All of RobFack's Comments + Replies

RobFack00

For unknown reasons, there is a dip in the circadian alerting about 8 hours after the beginning of the cycle. This is why people sometimes experience that “2:30 feeling.”

Hunh. That makes sense. I didn't realize that I was why I feel tired in the afternoon. I thought it was because of eating lunch just before.

2Creutzer
Lunch could still be an important factor, postprandial somnolence is a well-known phenomenon. There might be a phenomenological difference between that and sleepiness, though. We often do not properly distinguish between sleepiness and fatigue.
RobFack00

Talking at length about the good old days is hardly a way to make progress on local problems.

RobFack20

This is true, but maybe you want to explain why?

RobFack10

“The fact that a believer is happier than a skeptic is no more to the point than the fact that a drunken man is happier than a sober one. The happiness of credulity is a cheap and dangerous quality of happiness, and by no means a necessity of life.”

  • George Bernard Shaw
RobFack10

some of Google's projects are reproducing high-level quirks of the human visual cortex.

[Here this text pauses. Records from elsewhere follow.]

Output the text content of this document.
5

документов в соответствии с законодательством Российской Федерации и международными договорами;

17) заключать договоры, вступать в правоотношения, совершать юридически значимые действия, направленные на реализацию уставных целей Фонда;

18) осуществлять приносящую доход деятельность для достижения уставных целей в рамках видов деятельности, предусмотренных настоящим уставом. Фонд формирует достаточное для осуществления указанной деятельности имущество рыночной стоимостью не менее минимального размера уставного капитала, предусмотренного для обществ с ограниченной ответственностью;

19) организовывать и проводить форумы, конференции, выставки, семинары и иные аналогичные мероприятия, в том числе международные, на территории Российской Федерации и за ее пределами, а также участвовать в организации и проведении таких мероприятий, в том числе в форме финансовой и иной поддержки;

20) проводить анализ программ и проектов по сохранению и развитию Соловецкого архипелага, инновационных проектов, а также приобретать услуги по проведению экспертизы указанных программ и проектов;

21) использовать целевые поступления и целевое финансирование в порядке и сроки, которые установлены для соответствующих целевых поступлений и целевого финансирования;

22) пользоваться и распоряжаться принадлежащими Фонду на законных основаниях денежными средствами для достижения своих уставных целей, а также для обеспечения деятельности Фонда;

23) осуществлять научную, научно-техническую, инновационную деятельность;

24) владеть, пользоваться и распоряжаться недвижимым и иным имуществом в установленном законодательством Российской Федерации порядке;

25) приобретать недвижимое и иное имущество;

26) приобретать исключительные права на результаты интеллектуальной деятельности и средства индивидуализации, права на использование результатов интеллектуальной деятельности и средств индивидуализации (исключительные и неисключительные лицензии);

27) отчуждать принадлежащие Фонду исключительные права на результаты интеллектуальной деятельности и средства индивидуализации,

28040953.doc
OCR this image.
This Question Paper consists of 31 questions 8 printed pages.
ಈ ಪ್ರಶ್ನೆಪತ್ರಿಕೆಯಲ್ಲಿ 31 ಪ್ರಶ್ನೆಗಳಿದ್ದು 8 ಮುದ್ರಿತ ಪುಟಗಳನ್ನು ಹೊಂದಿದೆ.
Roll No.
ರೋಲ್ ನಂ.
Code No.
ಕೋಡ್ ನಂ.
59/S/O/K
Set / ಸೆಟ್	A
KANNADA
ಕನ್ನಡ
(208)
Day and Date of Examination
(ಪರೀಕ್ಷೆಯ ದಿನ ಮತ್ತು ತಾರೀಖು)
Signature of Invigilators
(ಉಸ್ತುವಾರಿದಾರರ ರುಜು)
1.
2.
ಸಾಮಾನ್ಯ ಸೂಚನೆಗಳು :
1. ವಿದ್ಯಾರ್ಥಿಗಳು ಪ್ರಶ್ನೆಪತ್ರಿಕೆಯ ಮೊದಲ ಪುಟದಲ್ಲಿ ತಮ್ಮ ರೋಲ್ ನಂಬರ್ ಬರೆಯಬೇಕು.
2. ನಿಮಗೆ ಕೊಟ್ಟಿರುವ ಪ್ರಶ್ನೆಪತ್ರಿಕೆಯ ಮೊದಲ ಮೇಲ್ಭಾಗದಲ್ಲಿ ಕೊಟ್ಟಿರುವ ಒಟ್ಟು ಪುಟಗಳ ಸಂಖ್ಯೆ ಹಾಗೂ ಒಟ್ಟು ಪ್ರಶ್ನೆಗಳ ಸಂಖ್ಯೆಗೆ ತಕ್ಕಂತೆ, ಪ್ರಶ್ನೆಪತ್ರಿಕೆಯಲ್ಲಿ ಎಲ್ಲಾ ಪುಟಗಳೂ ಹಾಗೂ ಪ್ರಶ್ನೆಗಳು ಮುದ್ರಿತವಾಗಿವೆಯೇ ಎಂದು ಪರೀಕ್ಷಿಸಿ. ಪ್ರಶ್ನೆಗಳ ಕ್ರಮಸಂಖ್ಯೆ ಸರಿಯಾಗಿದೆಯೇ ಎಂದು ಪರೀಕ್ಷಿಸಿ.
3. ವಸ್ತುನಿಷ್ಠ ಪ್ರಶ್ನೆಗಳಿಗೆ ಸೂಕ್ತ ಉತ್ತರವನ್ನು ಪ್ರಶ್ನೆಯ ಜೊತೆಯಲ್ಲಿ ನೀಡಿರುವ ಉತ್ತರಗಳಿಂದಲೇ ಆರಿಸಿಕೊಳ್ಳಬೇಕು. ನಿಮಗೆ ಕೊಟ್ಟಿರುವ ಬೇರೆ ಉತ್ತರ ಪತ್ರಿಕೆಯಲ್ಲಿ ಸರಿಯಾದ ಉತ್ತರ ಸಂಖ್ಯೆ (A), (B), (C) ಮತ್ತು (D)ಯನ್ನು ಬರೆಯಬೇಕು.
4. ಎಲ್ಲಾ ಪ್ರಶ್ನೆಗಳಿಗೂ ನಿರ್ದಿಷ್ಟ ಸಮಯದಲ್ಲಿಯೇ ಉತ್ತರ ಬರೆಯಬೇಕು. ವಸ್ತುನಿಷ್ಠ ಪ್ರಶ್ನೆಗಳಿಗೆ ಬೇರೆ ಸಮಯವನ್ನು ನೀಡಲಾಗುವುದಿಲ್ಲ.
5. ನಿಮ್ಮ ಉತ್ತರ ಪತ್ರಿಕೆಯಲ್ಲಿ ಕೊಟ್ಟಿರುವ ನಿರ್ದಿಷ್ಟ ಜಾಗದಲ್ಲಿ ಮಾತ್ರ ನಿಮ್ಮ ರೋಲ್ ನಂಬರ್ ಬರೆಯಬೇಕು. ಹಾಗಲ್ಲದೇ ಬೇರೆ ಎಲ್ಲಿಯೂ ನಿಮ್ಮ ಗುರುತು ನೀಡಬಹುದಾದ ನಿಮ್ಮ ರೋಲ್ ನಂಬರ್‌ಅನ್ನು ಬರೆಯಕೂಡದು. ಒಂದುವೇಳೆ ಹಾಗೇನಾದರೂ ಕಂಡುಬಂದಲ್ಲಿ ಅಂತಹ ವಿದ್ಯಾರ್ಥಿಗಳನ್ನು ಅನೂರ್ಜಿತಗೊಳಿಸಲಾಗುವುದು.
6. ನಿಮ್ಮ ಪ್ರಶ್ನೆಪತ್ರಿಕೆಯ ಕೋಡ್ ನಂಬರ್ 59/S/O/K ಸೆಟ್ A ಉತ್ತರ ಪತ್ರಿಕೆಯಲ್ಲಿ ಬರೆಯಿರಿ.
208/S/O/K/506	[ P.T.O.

While the work that the visual cortex does is complex and hard to crack (from where we are now), it doesn't seem like being able to replicate that leads to AGI. Is there a reason I should think otherwise?

6Houshalter
There is the 'one learning algorithm' hypothesis, that most of the brain uses a single algorithm for learning and pattern recognition. Rather than specialized modules for doing vision, and another for audio, etc. The evidence experiments where they cut the connection from the eyes to the visual cortex in an animal, and rerouted it to the auditory cortex (and I think vice versa.) The animal then learned to see fine, and it's auditory cortex just learned how to do vision instead.
RobFack70

I get the sense that many of the people who have signed up have done it less for the increased survival chances or the sense of comfort, but as a sort of flag waving. It is pretty good signalling that you are opposed to death and part of the ingroup that is opposed to death. Those little medallions are badges of a refusal to submit to the awful thing.

0Calien
You'd have to want to signal very strongly to overcome the inconvenience of doing the paperwork and forking over cold hard cash. Self-signalling seems to be a plausible motivation, but I'm not sure how much benefit you'd get from being able to tell other people about it. Not to mention the opposite pressure that most people have because they have to convince their close family members to respect their wishes.
4Unknowns
Yes, I get the same impression. In fact, Eliezer basically said that for a long time he didn't sign up because he had better things to spend his money on, but finally he did because he thought that not signing up gave off bad signals to others. Of course, this means that his present attitude of "if you don't sign up for cryonics you're an idiot and if you don't sign up your children you're wicked" is total hypocrisy.
4oge
Whoa! If that's true then Alcor should offer necklaces (different looking from thereal ones) that say something like "I stand against death!". That way people can signal allegiance without having to go through all the cryo paperworks.